If using the chat completions method, audio is automatically converted to mp3.

Troubleshooting

API Key Errors

If you see "Mistral API key is required":

  1. Verify your API key is entered correctly
  2. Check the API key hasn't expired
  3. Ensure your Mistral account has API access

Transcription Not Working

  1. Check container logs: docker logs open-webui -f
  2. Verify the STT Engine is set to MistralAI
  3. Try the standard transcription method (disable chat completions)

Audio Format Issues

If using chat completions method and audio conversion fails:

  • Ensure FFmpeg is available in the container
  • Try recording in a different format (wav or mp3)
  • Switch to the standard transcription method

For more troubleshooting, see the Audio Troubleshooting Guide.

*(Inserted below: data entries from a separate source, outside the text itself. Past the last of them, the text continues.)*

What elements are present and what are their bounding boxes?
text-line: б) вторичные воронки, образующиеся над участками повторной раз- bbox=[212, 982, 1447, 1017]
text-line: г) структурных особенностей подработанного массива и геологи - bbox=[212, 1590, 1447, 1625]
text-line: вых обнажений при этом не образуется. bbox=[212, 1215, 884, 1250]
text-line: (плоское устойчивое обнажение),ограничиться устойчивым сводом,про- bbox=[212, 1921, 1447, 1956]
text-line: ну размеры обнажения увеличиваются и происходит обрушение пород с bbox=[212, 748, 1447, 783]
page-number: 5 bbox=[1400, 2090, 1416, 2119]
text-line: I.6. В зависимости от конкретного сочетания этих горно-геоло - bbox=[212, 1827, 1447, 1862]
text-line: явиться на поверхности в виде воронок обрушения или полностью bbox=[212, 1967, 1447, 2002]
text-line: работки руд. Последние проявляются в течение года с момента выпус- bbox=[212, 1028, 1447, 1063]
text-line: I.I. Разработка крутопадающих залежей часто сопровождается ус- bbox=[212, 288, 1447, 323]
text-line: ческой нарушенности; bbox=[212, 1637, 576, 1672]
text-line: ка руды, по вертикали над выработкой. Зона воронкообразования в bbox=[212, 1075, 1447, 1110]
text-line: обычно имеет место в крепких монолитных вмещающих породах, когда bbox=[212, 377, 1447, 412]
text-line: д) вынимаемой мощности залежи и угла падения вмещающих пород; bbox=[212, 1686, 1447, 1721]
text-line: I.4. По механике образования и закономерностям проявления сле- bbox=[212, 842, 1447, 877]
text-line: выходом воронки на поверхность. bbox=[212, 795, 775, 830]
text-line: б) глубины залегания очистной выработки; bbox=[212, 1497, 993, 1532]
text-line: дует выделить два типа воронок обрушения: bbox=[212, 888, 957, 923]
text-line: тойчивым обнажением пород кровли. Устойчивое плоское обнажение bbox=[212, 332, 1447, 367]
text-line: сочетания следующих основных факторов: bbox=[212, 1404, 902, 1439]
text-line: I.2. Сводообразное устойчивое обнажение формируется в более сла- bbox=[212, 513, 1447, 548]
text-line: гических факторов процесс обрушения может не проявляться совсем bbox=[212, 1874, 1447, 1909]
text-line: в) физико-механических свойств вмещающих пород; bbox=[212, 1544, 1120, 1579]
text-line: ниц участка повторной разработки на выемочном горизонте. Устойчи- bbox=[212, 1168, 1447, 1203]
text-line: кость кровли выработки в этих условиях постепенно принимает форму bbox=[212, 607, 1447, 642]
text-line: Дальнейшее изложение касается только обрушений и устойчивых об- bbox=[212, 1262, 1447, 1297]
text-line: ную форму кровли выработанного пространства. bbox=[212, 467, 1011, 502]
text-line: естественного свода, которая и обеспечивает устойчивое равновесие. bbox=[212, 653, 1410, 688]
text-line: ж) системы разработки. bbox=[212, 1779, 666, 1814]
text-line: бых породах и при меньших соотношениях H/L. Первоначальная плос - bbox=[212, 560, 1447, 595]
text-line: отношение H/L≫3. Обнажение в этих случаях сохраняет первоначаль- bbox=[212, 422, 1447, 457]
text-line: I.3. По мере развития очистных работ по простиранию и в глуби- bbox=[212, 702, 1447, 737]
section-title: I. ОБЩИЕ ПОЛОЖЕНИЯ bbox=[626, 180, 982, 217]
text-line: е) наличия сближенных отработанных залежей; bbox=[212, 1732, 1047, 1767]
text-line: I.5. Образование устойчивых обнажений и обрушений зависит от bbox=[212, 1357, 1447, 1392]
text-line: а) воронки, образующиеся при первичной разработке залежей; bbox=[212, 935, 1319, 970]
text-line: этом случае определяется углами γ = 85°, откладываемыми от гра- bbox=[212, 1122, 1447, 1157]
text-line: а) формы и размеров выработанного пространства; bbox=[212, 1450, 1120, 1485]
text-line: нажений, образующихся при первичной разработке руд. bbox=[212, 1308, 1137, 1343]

Comparison with Other STT Options

FeatureMistral VoxtralOpenAI WhisperLocal Whisper
CostPer-minute pricingPer-minute pricingFree
PrivacyAudio sent to MistralAudio sent to OpenAIAudio stays local
Model Optionsvoxtral-mini-latestwhisper-1tiny → large
GPU RequiredNoNoRecommended

Cost Considerations

Mistral charges per minute of audio for STT. Check Mistral's pricing page for current rates.

tip

For free STT, use Local Whisper (the default) or the browser's Web API for basic transcription.